Intel's turnaround has been a year in the making. The company successfully introduced new PC processors based on its Core architecture last July, and selected a quicker method of building quad-core server chips than AMD. Those moves, combined with a willingness to sacrifice some gross margin by slashing prices, drove AMD into a downward spiral in which it had to severely discount dual-core server chips to compete against quad-core models.

It's almost the exact opposite of what occurred two years ago. Back then, AMD chose to introduce dual-core server chips ahead of Intel, which was forced to wait six months with only single-core offerings before it had a competitive answer. This time around, AMD chose a more time-consuming plan in building a quad-core chip with four cores integrated onto a single chip, while Intel chose a quicker method of packaging two dual-core chips.

In the PC market, AMD's chips are also a little long in the tooth. Intel currently has a much broader set of chips than AMD, said Samir Bhavnani, an analyst with CurrentAnalysisWest, which tracks the U.S. retail PC market. The Core 2 Duo and Core Duo re-established Intel as the performance leader among high-end PC users, and the decision to bring one of the most well-known brand names in technology--Pentium--back as its low-end brand gives Intel a little more cachet with bargain shoppers, he said. "There's a ton of brand equity in Pentium."

As a result, Intel has retaken market share, Bhavnani said. Interestingly, AMD's Athlon 64 X2 desktop chip and Turion notebook chip were the best-selling chips in their respective segments during June, at least among retail PC buyers.

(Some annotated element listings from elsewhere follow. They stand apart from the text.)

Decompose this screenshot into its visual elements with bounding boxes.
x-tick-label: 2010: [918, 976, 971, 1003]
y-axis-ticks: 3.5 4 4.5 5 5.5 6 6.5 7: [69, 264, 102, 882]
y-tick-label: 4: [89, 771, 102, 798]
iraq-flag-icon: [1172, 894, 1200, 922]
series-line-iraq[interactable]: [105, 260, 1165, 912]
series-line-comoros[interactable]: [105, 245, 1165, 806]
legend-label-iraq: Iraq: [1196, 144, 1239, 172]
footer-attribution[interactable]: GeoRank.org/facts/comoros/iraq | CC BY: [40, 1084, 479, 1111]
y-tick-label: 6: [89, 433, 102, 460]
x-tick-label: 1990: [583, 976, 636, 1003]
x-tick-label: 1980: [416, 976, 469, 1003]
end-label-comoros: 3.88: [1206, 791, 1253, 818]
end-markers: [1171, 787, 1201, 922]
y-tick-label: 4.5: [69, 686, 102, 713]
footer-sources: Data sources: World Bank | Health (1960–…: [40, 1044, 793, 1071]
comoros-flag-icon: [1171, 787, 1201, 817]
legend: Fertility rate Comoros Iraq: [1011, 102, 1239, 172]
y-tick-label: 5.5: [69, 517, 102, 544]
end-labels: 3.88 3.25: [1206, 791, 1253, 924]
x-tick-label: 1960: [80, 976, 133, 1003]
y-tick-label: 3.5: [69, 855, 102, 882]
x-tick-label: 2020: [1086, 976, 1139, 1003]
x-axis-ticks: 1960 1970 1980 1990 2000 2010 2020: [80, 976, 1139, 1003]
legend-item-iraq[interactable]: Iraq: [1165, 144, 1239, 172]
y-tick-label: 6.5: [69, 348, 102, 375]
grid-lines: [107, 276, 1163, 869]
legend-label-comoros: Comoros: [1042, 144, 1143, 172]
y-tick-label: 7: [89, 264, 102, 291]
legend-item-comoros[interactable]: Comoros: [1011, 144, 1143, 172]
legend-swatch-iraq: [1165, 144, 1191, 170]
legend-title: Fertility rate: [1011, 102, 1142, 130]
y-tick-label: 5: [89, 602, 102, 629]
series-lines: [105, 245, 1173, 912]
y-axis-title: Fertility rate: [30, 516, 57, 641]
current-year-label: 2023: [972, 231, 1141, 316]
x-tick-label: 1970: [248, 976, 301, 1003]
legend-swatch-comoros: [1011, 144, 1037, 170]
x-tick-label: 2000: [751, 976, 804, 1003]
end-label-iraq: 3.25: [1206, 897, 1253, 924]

But Intel's got depth, with its various Core, Pentium and Celeron brands accounting for just about everything else.

According to CurrentAnalysisWest, Intel's overall share of the U.S. retail PC market was 64.7 percent during the second quarter, compared with 45.2 percent in last year's second quarter. In notebooks, the growth segment of the PC market, Intel's advantage is more like 70 percent compared with AMD's 30 percent.

So now, the attention turns to AMD and its path out of the wilderness. The company seems to find itself in this position every five years or so, although it can console itself with the fact that it's actually in a much stronger position in 2007--relative to its past hiccups, at least.

The success of Opteron signaled AMD's arrival as a player in the server market. It also has perhaps its broadest customer portfolio ever, with Dell selling AMD desktops in Wal-Mart Stores and Toshiba finally agreeing to use AMD chips in its notebooks.

The long-awaited arrival of Barcelona in the third quarter should help AMD stem its market share losses among server customers, although it's unclear what type of performance it will deliver--and Intel has a second-generation quad-core chip waiting in the wings. But it appears that AMD's costs assume the company was going to hold on to its market share gains of the past few years, and it will take a miracle for AMD to get out of 2007 without losing some share.

AMD representatives said last month that Ruiz would have more to say about the company's "asset light" strategy, which could include a greater reliance on chip foundries, significant layoffs or both. He'll have several opportunities to field questions over the next couple of weeks.

The company is holding a special meeting for shareholders on Monday, reportedly to authorize an increase in the company's employee stock option program. The timing of Thursday's earnings call means executives will have to answer questions about Intel's results. And the following week, AMD will host a technology analyst day at its Sunnyvale, Calif., headquarters during which it can expect to face further inquiries.

With new desktop processors not expected until the end of the year--and new mobile chips not until well into 2008--it's going to be awhile before AMD has a spark that can generate revenue in the PC market. Barcelona should arrive in the third quarter, but server volumes take awhile to build momentum.

That means Ruiz will either have to propose significant reductions in costs or hope the market catches fire in the second half of the year. Either way, AMD executives will probably be glad when Friday rolls along.